About 12.9 million Australians are impacted by the breach of defunct electronic prescription provider MediSecure, with 6.5TB of personal and “limited health” data stolen.
The size of the incident means it is larger than the Optus attack, which affected up to 10 million people.
The attack, which was disclosed in May, was detected mid-April when a database server was “encrypted by suspected ransomware”, according to a more detailed analysis of the incident.
The encryption of the database server made it hard to immediately assess what had been accessed and stolen, according to the post-incident report.
It took a month, and outside assistance, to “successfully restored a complete backup of the server”, which showed the server housed “an extremely large volume of semi-structured and unstructured data stored across a variety of datasets.”
“This made it not practicable to specifically identify all individuals and their information impacted by the Incident without incurring substantial cost that MediSecure was not in a financial position to meet,” the post-incident report states.
MediSecure entered voluntary administration not long after the attack was disclosed.
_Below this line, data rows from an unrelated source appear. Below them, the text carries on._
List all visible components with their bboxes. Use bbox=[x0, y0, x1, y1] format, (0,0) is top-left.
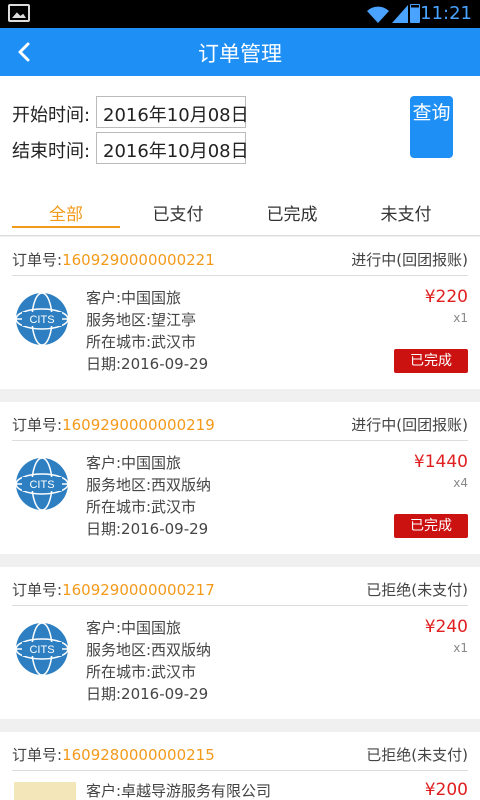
clock: 11:21 bbox=[420, 3, 472, 24]
divider bbox=[12, 440, 468, 441]
region-text: 服务地区:西双版纳 bbox=[86, 641, 212, 659]
company-logo-icon bbox=[14, 782, 76, 800]
signal-icon bbox=[392, 5, 408, 23]
query-button[interactable]: 查询 bbox=[410, 96, 453, 158]
status-bar: 11:21 bbox=[0, 0, 480, 28]
svg-text:CITS: CITS bbox=[29, 314, 54, 326]
wifi-icon bbox=[367, 6, 389, 23]
date-text: 日期:2016-09-29 bbox=[86, 355, 209, 373]
start-date-label: 开始时间: bbox=[12, 105, 91, 126]
date-text: 日期:2016-09-29 bbox=[86, 685, 209, 703]
battery-icon bbox=[410, 4, 420, 23]
customer-text: 客户:中国国旅 bbox=[86, 454, 182, 472]
city-text: 所在城市:武汉市 bbox=[86, 498, 197, 516]
order-info: 客户:中国国旅 服务地区:望江亭 所在城市:武汉市 日期:2016-09-29 bbox=[86, 287, 208, 375]
order-number: 订单号:1609290000000221 bbox=[12, 251, 215, 269]
order-quantity: x1 bbox=[453, 311, 468, 325]
svg-text:CITS: CITS bbox=[29, 479, 54, 491]
customer-text: 客户:中国国旅 bbox=[86, 289, 182, 307]
order-header: 订单号:1609290000000217 已拒绝(未支付) bbox=[0, 567, 480, 607]
start-date-field[interactable]: 2016年10月08日 bbox=[96, 96, 249, 128]
active-tab-indicator bbox=[12, 226, 120, 228]
divider bbox=[12, 275, 468, 276]
city-text: 所在城市:武汉市 bbox=[86, 663, 197, 681]
order-quantity: x4 bbox=[453, 476, 468, 490]
customer-text: 客户:卓越导游服务有限公司 bbox=[86, 782, 272, 800]
end-date-label: 结束时间: bbox=[12, 141, 91, 162]
order-number: 订单号:1609290000000219 bbox=[12, 416, 215, 434]
order-status: 已拒绝(未支付) bbox=[366, 746, 468, 764]
order-header: 订单号:1609280000000215 已拒绝(未支付) bbox=[0, 732, 480, 772]
cits-logo-icon: CITS bbox=[15, 622, 69, 676]
completed-button[interactable]: 已完成 bbox=[394, 514, 468, 538]
order-card[interactable]: 订单号:1609290000000219 进行中(回团报账) CITS 客户:中… bbox=[0, 402, 480, 554]
image-notification-icon bbox=[8, 4, 30, 22]
date-filter: 开始时间: 2016年10月08日 结束时间: 2016年10月08日 查询 bbox=[0, 76, 480, 186]
order-info: 客户:中国国旅 服务地区:西双版纳 所在城市:武汉市 日期:2016-09-29 bbox=[86, 617, 211, 705]
page-title: 订单管理 bbox=[198, 42, 282, 66]
cits-logo-icon: CITS bbox=[15, 457, 69, 511]
city-text: 所在城市:武汉市 bbox=[86, 333, 197, 351]
order-header: 订单号:1609290000000219 进行中(回团报账) bbox=[0, 402, 480, 442]
order-header: 订单号:1609290000000221 进行中(回团报账) bbox=[0, 237, 480, 277]
order-price: ¥200 bbox=[424, 780, 468, 800]
order-number: 订单号:1609280000000215 bbox=[12, 746, 215, 764]
svg-text:CITS: CITS bbox=[29, 644, 54, 656]
customer-text: 客户:中国国旅 bbox=[86, 619, 182, 637]
order-card[interactable]: 订单号:1609290000000221 进行中(回团报账) CITS 客户:中… bbox=[0, 237, 480, 389]
order-quantity: x1 bbox=[453, 641, 468, 655]
divider bbox=[12, 605, 468, 606]
tab-all[interactable]: 全部 bbox=[6, 200, 126, 225]
order-status: 进行中(回团报账) bbox=[351, 416, 468, 434]
order-card[interactable]: 订单号:1609290000000217 已拒绝(未支付) CITS 客户:中国… bbox=[0, 567, 480, 719]
order-info: 客户:中国国旅 服务地区:西双版纳 所在城市:武汉市 日期:2016-09-29 bbox=[86, 452, 211, 540]
order-number: 订单号:1609290000000217 bbox=[12, 581, 215, 599]
tab-unpaid[interactable]: 未支付 bbox=[346, 200, 466, 225]
completed-button[interactable]: 已完成 bbox=[394, 349, 468, 373]
order-card[interactable]: 订单号:1609280000000215 已拒绝(未支付) 客户:卓越导游服务有… bbox=[0, 732, 480, 800]
tab-paid[interactable]: 已支付 bbox=[118, 200, 238, 225]
region-text: 服务地区:西双版纳 bbox=[86, 476, 212, 494]
order-status: 进行中(回团报账) bbox=[351, 251, 468, 269]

The net result is that MediSecure and the organisations assisting it have now confirmed that around 12.9 million Australians are caught up in the attack, “based on individuals’ healthcare identifiers”.
But, according to MediSecure, it is “unable to identify the specific impacted individuals despite making all reasonable efforts to do so due to the complexity of the dataset.”
The range of data held on the server included personal details, as well as a number of government and health credential numbers and expiries.
The data is from the period March 2019 to November 2023.
Owing to its previous role in prescription medication fulfilment, details of the ‘name of drug, strength, quantity and repeats; and reason for prescription and instructions”, are also in the exposed datasets.
National Cyber Security Coordinator, Lieutenant General Michelle McGuinness, said in a statement that “at this time, the Australian government is not aware of publication of the full dataset.”
“No one should go looking for or access stolen sensitive or personal information from the dark web,” she said.
“This activity only feeds the business model of cyber criminals and can be a criminal offence.
“I understand many Australians will be concerned about the scale of this breach.
“I encourage everyone, whether impacted in this incident or not, to be alert to being targeted in scams.”
McGuinness said the incident remains under investigation by the Australian Federal Police.